Holding Steady: A Trans Man’s Guide to Navigating Uncertain Times

By Andrew Kravig

 

If you’re anything like me, you’ve probably looked around lately and felt the weight of it all pressing in. The news cycle feels relentless. Policies targeting trans people seem to sprout up overnight. One day, I’m planning my week around a normal routine — work, gym, maybe brunch with friends — and the next, I’m reading about a new bill threatening access to gender-affirming care in a state I used to call home.

 

Being a trans man in uncertain times isn’t new, but it is exhausting.

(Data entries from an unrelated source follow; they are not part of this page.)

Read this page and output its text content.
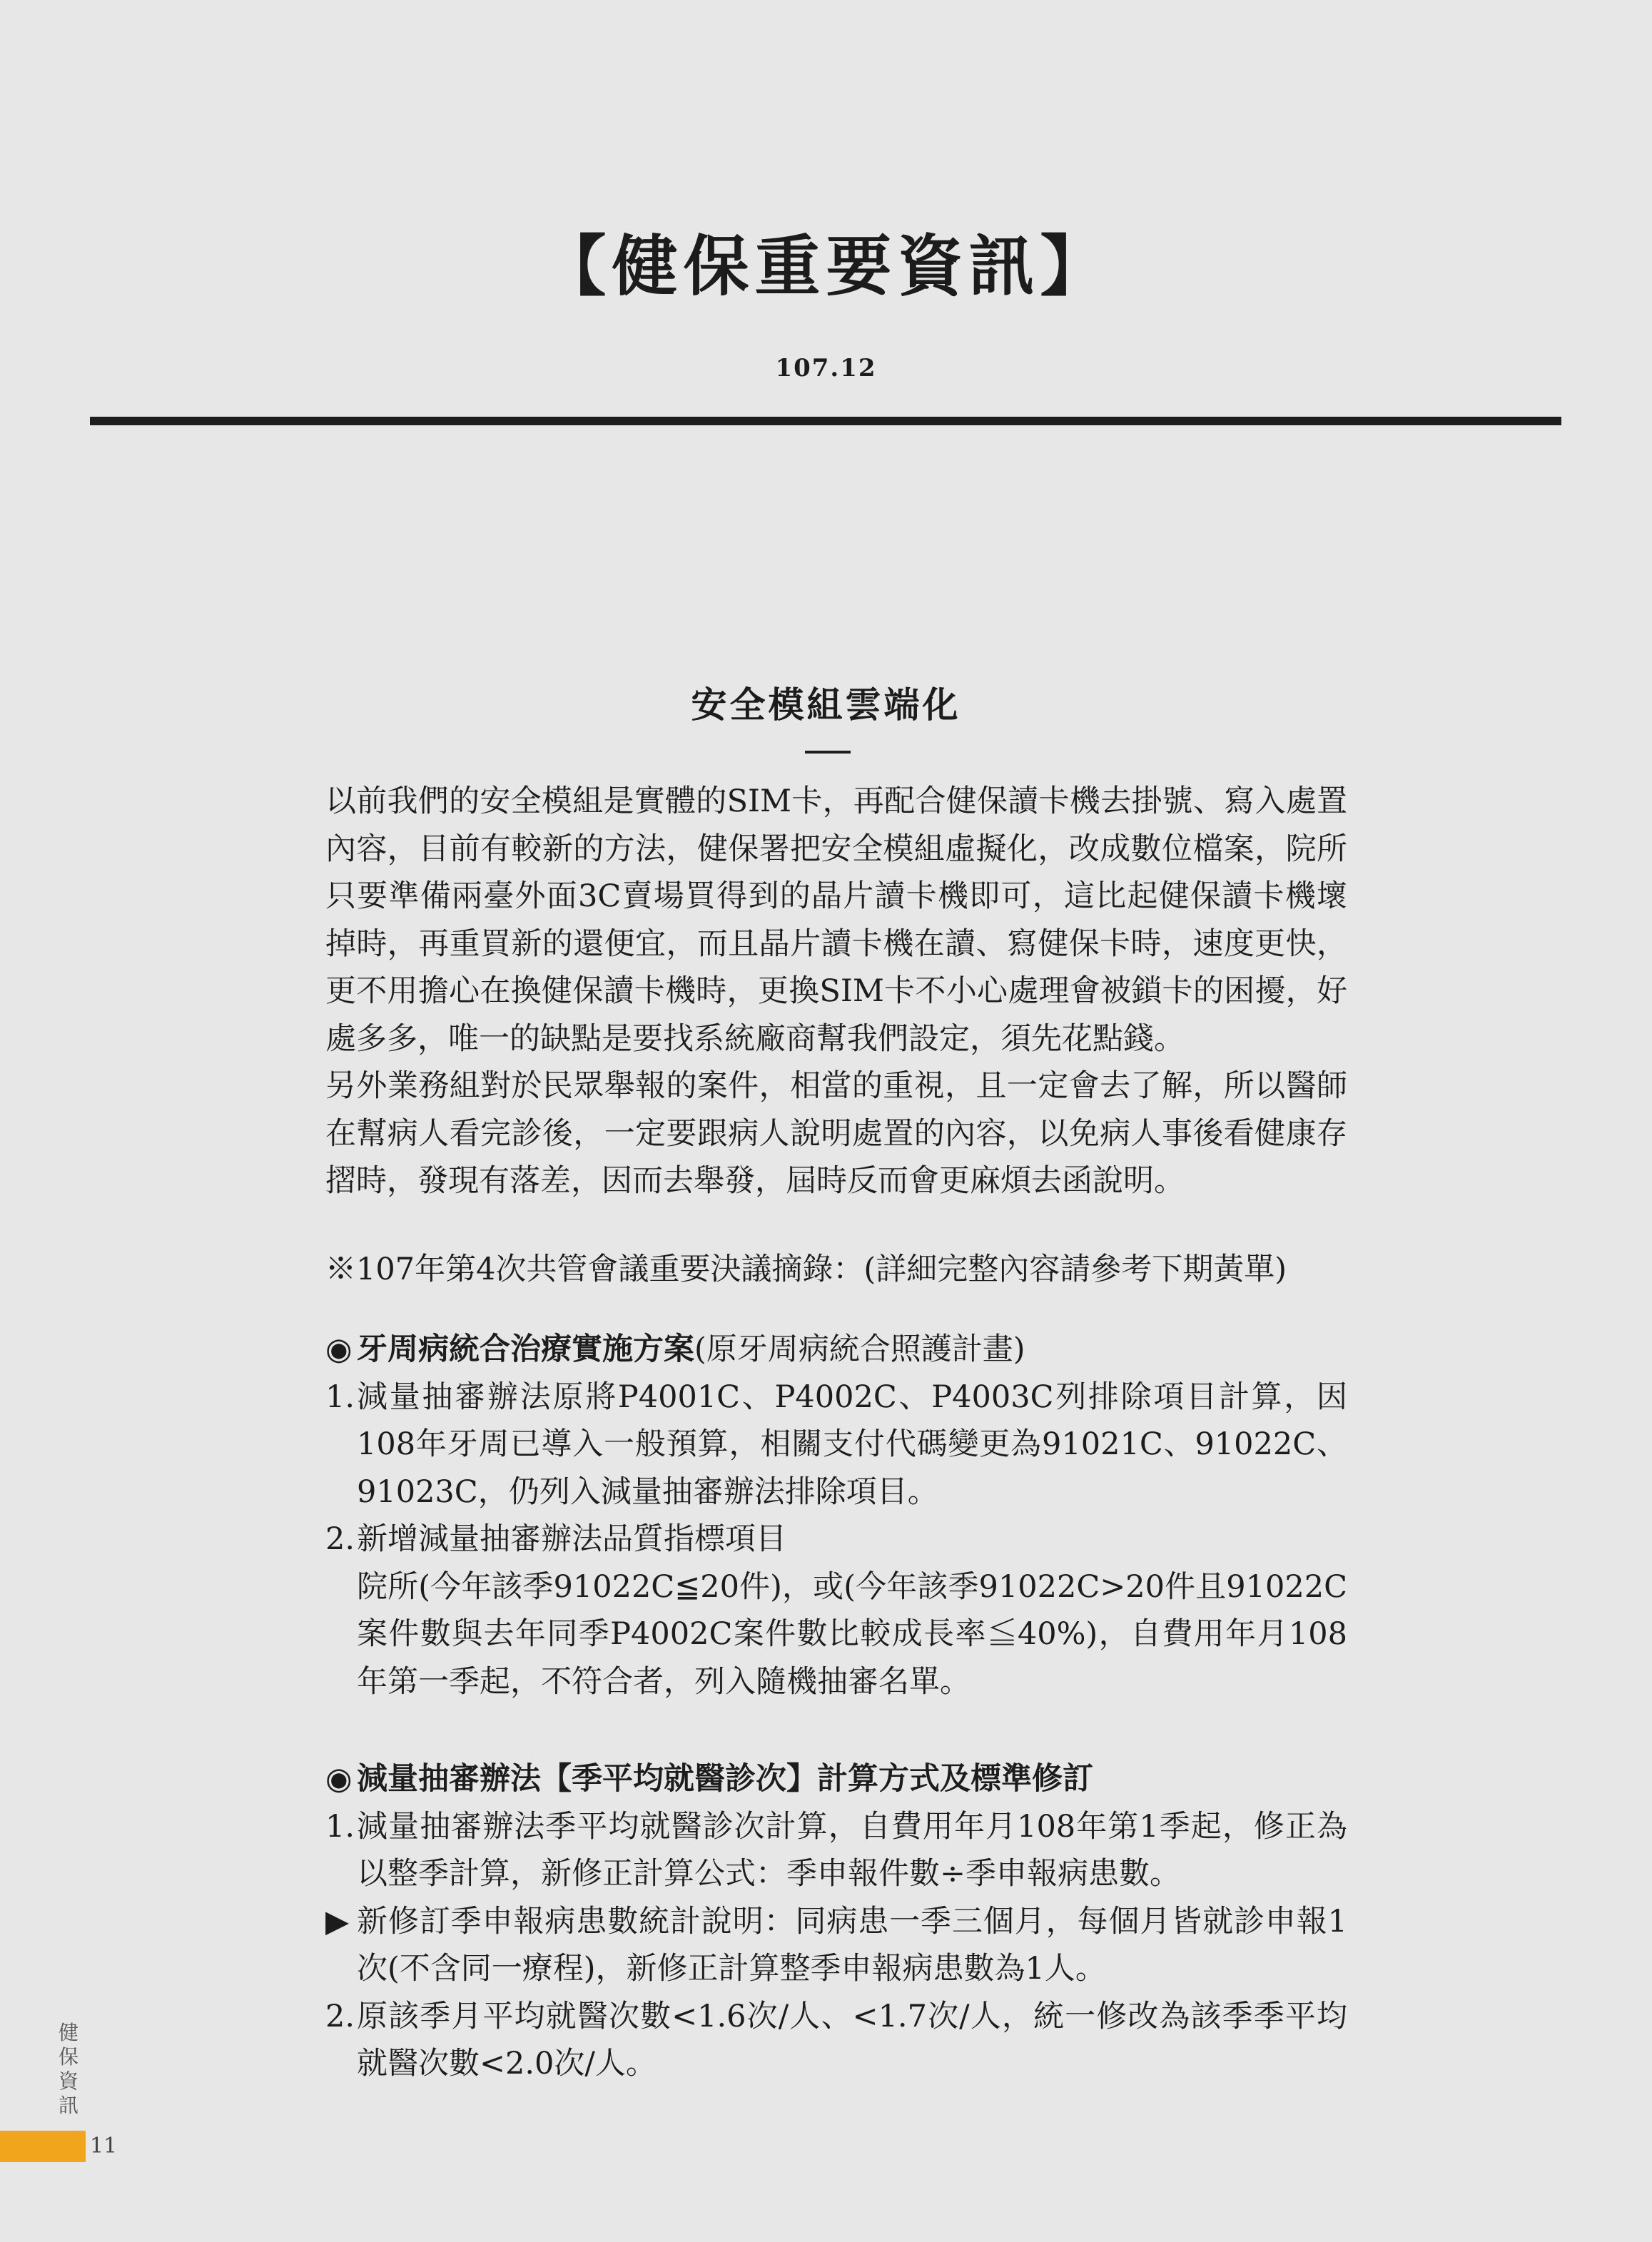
【健保重要資訊】
107.12
安全模組雲端化

以前我們的安全模組是實體的SIM卡，再配合健保讀卡機去掛號、寫入處置內容，目前有較新的方法，健保署把安全模組虛擬化，改成數位檔案，院所只要準備兩臺外面3C賣場買得到的晶片讀卡機即可，這比起健保讀卡機壞掉時，再重買新的還便宜，而且晶片讀卡機在讀、寫健保卡時，速度更快，更不用擔心在換健保讀卡機時，更換SIM卡不小心處理會被鎖卡的困擾，好處多多，唯一的缺點是要找系統廠商幫我們設定，須先花點錢。

另外業務組對於民眾舉報的案件，相當的重視，且一定會去了解，所以醫師在幫病人看完診後，一定要跟病人說明處置的內容，以免病人事後看健康存摺時，發現有落差，因而去舉發，屆時反而會更麻煩去函說明。

※107年第4次共管會議重要決議摘錄：(詳細完整內容請參考下期黃單)

◉ 牙周病統合治療實施方案(原牙周病統合照護計畫)

1. 減量抽審辦法原將P4001C、P4002C、P4003C列排除項目計算，因108年牙周已導入一般預算，相關支付代碼變更為91021C、91022C、91023C，仍列入減量抽審辦法排除項目。
2. 新增減量抽審辦法品質指標項目
院所(今年該季91022C≦20件)，或(今年該季91022C>20件且91022C案件數與去年同季P4002C案件數比較成長率≦40%)，自費用年月108年第一季起，不符合者，列入隨機抽審名單。

◉ 減量抽審辦法【季平均就醫診次】計算方式及標準修訂

1. 減量抽審辦法季平均就醫診次計算，自費用年月108年第1季起，修正為以整季計算，新修正計算公式：季申報件數÷季申報病患數。
▶ 新修訂季申報病患數統計說明：同病患一季三個月，每個月皆就診申報1次(不含同一療程)，新修正計算整季申報病患數為1人。
2. 原該季月平均就醫次數<1.6次/人、<1.7次/人，統一修改為該季季平均就醫次數<2.0次/人。
健保資訊
11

So how do we navigate it all — the headlines, the microaggressions, the family dinners where we’re still misgendered, the internal pressure to keep showing up when it feels like the ground keeps shifting?

 

I don’t have all the answers, but I’ve picked up a few strategies that have helped me stay grounded when everything feels unstable.

 

Get Clear on Your Values

When the world feels chaotic, clarity becomes your anchor. I sat down a while ago and wrote out what really matters to me: truth, autonomy, community, and kindness. When things get hard, I come back to those. They guide how I respond — not react — to the chaos. I don’t have control over the political climate, but I do have control over how I show up in it.

 

Protect Your Energy

I used to think that being informed meant I had to doom-scroll every policy change, every hate crime, every hot take. It didn’t make me informed — it made me anxious and burnt out. Now, I set boundaries. I give myself 10 minutes a day to read updates from trusted sources, and then I log off. My mental health matters. Yours does too.

 

Find (or Build) Your People

There’s nothing like a group chat with fellow trans folks who *get it* — no explaining, no code-switching, just shared understanding. If you don’t have that yet, start small. Attend a virtual support group, follow affirming creators online, join a queer book club. Community doesn’t have to be big to be powerful.

 

Let Yourself Feel Everything

There’s no “right” way to respond to uncertainty. Some days, I feel angry. Other days, I’m numb. Occasionally, I even feel hopeful. All of it is valid. Being trans doesn’t mean we have to be resilient superheroes 24/7. It’s okay to grieve, to rest, to laugh, and to cry. We contain multitudes.

 

Remember: We’ve Been Here Before

Our history is rich with resistance, brilliance, and survival. Trans folks have always found ways to thrive, even when the world said we shouldn’t exist. That legacy lives in us. When I feel lost, I remind myself: I am part of something bigger than this moment.

 

Uncertainty may be the current backdrop, but it doesn’t get to define us. We define ourselves — with every breath, every boundary we set, every moment of joy we claim.

 

You’re not alone. And you’re not powerless. Keep going. We’ve got this.